As for our favorite tub-o-lard, he is the king of the hill for now, but as soon as he loses focus - someone will slit his throat. Mark my words.

As for the yelling match between Jamie and Bobby Jon, I can clear this up some. Remember, these are two young peacocks both looking to flourish and show their feathers with a victory. So when Jamie wins he let loose a cry of victory, and Bobby Jon was upset at the loss so he did not appreciate Jamie’s celebration. So BJ got in his face and was trying to out-piss him with yelling back. This is something which is a hair’s breadth from violence, both of them had hormones raging and if either of them had gotten aggressive with a shove, punches would have been thrown.
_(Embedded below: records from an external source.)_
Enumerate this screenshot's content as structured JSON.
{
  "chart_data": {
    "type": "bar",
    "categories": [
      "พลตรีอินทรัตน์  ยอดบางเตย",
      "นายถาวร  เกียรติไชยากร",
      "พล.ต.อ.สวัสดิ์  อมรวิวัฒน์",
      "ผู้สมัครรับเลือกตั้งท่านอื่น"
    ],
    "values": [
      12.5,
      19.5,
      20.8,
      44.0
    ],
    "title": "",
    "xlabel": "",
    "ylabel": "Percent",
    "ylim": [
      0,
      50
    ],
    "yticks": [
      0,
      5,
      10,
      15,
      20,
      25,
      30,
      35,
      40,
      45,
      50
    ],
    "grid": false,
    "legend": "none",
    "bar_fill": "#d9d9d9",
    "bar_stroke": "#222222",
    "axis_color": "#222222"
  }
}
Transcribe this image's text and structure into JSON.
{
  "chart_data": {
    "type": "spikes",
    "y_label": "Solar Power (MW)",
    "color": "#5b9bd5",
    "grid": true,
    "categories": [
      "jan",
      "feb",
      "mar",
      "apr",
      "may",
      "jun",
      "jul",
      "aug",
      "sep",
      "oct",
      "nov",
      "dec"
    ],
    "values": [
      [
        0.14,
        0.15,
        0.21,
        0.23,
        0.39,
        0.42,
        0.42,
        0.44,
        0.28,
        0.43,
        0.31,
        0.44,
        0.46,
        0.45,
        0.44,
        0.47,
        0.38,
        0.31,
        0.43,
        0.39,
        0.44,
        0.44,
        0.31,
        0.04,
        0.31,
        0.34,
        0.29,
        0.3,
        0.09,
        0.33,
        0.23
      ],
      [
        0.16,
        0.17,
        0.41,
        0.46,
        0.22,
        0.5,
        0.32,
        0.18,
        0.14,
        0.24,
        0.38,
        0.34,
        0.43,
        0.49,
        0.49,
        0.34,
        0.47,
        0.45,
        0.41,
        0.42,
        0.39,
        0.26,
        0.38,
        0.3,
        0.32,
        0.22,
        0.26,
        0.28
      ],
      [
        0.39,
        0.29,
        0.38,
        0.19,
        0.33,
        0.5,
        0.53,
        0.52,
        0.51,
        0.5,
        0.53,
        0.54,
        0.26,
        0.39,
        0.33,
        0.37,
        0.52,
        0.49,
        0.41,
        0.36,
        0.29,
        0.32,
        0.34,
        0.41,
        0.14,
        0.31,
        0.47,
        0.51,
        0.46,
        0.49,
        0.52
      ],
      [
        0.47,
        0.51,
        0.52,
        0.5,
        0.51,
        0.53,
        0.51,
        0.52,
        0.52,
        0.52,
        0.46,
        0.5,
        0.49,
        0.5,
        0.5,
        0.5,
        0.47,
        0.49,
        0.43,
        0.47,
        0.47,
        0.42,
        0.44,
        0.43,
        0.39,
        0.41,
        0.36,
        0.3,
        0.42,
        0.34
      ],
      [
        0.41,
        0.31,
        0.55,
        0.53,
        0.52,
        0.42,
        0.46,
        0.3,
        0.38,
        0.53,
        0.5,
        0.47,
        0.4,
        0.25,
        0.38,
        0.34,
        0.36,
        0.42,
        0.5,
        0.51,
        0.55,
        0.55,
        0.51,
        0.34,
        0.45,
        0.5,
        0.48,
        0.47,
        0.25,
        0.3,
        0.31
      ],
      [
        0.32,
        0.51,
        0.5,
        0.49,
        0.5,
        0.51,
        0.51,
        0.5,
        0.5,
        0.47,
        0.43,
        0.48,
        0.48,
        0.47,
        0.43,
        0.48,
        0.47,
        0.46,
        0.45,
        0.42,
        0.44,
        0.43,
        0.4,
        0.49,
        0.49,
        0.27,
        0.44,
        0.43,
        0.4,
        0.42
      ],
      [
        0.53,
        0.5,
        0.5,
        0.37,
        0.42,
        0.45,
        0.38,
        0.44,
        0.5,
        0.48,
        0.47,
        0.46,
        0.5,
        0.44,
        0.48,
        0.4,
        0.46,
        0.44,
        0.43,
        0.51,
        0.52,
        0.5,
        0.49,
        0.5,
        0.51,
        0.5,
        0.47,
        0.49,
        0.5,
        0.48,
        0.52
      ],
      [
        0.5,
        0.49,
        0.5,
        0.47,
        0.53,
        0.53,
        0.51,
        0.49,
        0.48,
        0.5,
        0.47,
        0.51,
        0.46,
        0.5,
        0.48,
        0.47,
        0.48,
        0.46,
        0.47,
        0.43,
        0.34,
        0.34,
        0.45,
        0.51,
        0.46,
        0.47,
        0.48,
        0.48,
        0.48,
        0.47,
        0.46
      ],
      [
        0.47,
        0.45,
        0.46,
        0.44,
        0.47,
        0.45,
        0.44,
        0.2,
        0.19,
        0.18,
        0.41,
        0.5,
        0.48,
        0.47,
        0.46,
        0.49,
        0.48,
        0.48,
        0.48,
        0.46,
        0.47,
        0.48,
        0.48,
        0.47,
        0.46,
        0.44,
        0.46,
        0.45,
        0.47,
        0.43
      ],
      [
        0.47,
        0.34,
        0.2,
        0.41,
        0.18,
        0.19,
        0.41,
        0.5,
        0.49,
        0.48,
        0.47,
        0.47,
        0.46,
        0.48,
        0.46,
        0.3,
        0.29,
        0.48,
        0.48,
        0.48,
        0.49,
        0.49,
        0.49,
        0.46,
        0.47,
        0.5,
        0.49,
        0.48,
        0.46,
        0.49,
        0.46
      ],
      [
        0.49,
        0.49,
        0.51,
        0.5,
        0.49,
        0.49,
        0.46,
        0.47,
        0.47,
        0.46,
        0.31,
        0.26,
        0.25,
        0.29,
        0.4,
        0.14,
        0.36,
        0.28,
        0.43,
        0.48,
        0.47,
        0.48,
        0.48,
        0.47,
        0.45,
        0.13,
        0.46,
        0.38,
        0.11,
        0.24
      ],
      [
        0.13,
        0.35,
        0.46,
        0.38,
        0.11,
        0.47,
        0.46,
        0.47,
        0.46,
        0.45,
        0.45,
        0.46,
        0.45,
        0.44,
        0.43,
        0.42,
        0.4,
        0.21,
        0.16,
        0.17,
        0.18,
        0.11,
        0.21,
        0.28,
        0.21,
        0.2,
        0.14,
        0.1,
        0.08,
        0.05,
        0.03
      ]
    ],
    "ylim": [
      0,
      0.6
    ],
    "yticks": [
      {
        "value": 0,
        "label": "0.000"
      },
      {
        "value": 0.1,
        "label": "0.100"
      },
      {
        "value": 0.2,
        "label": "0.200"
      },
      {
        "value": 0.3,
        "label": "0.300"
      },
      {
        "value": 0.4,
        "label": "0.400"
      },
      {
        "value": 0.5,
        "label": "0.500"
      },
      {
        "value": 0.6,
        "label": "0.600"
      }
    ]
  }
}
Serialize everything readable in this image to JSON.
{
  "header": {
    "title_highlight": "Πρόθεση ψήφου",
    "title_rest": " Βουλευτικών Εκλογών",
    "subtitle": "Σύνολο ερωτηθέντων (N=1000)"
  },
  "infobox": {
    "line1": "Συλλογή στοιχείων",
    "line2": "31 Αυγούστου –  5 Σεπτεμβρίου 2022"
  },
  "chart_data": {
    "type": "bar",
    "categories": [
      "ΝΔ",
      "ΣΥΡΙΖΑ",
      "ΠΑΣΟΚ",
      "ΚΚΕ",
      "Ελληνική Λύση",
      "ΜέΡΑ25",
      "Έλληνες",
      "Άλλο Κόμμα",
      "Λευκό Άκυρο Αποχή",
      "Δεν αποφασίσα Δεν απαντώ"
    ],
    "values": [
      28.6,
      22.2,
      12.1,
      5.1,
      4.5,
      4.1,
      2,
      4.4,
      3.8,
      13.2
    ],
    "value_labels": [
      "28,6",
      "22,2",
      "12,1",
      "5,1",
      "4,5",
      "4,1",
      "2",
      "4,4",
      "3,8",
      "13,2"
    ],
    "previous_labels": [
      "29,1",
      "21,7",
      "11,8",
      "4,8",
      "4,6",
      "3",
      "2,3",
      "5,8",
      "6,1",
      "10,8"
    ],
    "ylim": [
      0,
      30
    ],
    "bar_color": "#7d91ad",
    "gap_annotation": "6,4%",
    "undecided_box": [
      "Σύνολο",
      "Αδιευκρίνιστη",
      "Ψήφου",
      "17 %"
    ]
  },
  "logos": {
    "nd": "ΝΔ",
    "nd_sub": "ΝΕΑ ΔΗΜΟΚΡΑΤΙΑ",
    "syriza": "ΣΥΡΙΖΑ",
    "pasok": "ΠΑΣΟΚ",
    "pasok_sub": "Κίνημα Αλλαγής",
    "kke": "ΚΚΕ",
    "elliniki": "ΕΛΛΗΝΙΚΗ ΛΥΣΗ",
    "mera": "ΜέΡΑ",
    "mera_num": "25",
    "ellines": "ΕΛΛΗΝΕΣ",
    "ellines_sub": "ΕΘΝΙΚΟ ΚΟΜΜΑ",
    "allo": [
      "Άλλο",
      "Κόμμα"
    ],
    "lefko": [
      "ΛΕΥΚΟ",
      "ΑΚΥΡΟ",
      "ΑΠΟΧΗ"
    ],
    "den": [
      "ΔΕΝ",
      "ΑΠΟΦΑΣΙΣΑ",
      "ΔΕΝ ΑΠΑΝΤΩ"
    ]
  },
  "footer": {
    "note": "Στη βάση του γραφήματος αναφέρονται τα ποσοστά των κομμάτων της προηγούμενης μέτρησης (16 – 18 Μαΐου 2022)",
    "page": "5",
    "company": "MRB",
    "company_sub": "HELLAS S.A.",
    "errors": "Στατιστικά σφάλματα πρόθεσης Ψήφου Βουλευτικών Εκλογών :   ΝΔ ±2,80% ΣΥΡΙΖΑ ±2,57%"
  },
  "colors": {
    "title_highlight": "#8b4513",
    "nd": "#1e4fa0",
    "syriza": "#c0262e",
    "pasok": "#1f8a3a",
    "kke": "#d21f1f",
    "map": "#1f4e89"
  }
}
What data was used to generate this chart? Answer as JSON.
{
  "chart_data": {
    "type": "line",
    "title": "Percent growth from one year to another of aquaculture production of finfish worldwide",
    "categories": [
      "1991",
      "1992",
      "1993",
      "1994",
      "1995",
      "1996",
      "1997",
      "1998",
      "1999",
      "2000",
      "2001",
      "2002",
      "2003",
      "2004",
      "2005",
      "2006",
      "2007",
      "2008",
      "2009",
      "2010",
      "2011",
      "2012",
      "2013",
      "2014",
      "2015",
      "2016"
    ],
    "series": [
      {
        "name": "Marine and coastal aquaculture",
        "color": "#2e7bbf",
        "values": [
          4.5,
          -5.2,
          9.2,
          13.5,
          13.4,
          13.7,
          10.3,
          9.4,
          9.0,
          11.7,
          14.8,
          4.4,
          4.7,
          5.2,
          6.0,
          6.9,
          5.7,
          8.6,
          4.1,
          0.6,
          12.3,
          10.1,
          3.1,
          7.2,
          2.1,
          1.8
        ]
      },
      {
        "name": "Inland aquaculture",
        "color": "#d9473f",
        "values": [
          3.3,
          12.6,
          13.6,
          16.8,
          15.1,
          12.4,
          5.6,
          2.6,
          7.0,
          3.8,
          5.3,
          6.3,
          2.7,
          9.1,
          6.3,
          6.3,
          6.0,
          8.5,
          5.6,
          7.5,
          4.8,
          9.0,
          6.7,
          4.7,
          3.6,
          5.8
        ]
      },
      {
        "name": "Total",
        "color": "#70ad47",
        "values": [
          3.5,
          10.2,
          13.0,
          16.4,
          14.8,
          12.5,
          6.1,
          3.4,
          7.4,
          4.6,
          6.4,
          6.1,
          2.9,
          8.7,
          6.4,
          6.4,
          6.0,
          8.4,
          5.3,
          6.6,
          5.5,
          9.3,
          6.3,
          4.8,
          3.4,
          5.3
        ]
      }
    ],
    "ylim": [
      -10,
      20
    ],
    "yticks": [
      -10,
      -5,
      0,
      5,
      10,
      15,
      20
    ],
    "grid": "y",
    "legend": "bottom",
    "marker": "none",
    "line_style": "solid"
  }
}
As for the yelling, from what I recall, Jamie said something like, “What’s my name!?” And BJ hopped up yelling, “THat’s what I like to hear.” I’m not positive on Jamie’s phrase but I’m pretty confident on BJ’s response. The intelligence of these phrases is not in dispute, but the context of them is something I completely understand as a hotheaded young buck.